Session 4 – Using Model-based Intrusion Detection for SCADA networks, Al Valdes, SRI
The IDS work at SRI on the Emerald platform includes pattern anomaly detection, Bayes analysis of TCP headers, stateful protocol inspection and some Snort thrown in where useful. Some of this could be accomplished with signatures, but a few things to highlight.

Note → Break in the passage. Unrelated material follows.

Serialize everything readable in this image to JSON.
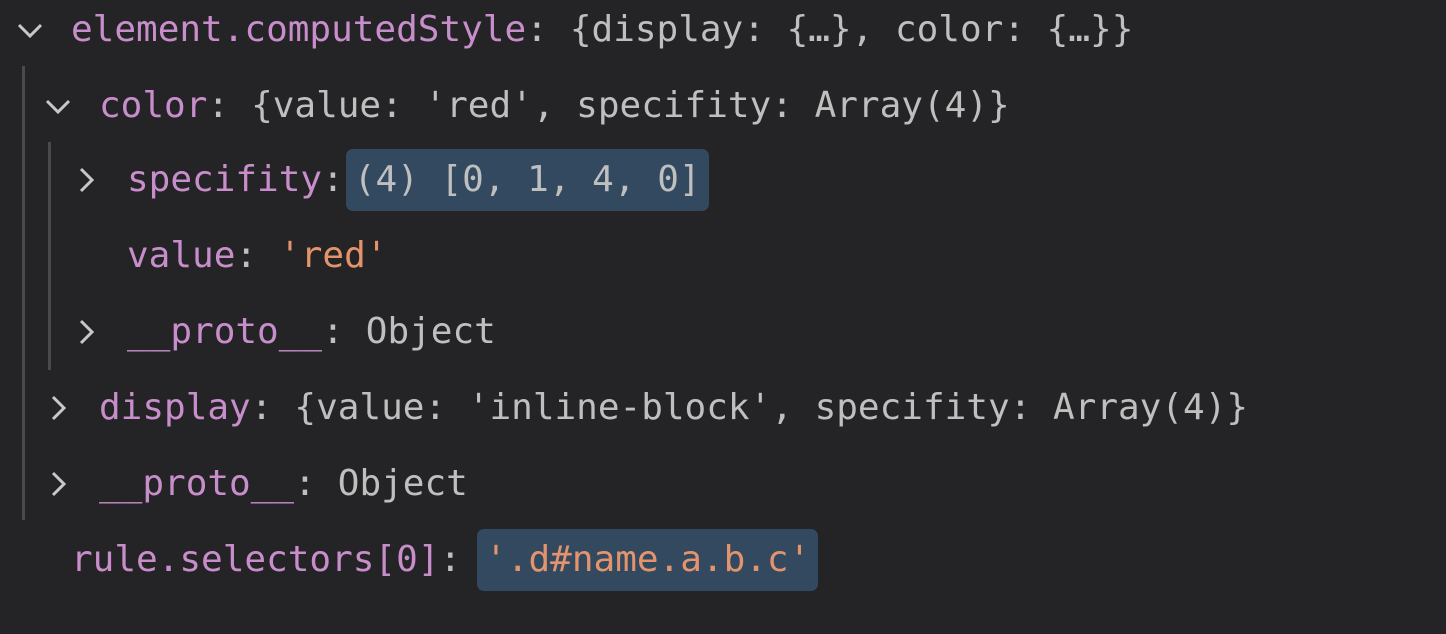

1) The idea that traffic flows between IP addresses and on TCP/UDP ports is relative static in control system makes it ideal for modeling. This is done in Emerald and you will also see this in the passive vulnerability scanner product category.
2) The protocol inspection is highly useful because we are seeing implementation errors in most systems that receive serious scrutiny (admittedly still a small sample size for the community). Preventing malformed packets from reaching a SCADA device or application is of increased importance.
3) Everyone, including Digital Bond, starts with Modbus. It is a simple protocol at the application layer. This was true for many of the S4 presentations, and it has me thinking.
Session 5 – Crypto Algorithm Performance on Common Field Processors, Robert Lambert, Certicom
A few points came through loud and clear, to me at least.
1) The community is not looking at the right crypto primitives and protocols. We are using old and significantly less efficient algorithms. The simplest example is if you see RSA instead of ECC in the protocol there is a big problem. Some very fast authentication protocols based on symmetric algorithms also need to be in the mix.
2) Crypto protocols are running on very low power devices. A lot can be done with minimal processors and overhead.
3) The SCADA security community has a glaring lack of cryptographers. Would we let cryptographers deploy an oil pipeline SCADA? Why do we think we can do crypto? As an NSA-trained ex-cryptographer, I realize I’m not qualified to do this work because I don’t live and breath in that world anymore. How can we expect those with little or no training to develop these protocols. This may become a soap box issue for me.
The challenge is how do we engage the cryptographers in the SCADA security standards effort.
Session 6 – SCADA Protocol Obfuscation: A Proactive Defense in SCADA Systems, Julian Rrushi, University of Milan
Imagine you are a grad student presenting a new crypto algorithm and you see Whit Diffie in the front row. That is a trial by fire.
This paper had two ideas. The attendees really chewed on one. Does it make sense to have a low-security, low-performance requirement, “scrambler” algorithm for communications to controllers (PLC, RTU, etc.)? Think of the analogy of a policy radio or other voice scrambler that won’t stop a sophisticated attacker but would prevent someone from simply eavestropping.
The scrambler would prevent someone with a Modbus client and access from successfully issuing requests. Perhaps the attacker simply moves on to something easier. Maybe the delay and error messages caused by the attacker would be enough to limit or stop damage. A number of questions and suggestions on the proposed algorithm were provided, but the topic of the scrambler was very thought provoking.
The second idea was the attack requirements trees that some thought were interesting, but did get lost in the enthusiastic discussion on the scrambler.
The weather cooperated, and we were able to enjoy a nice night out on the terrace.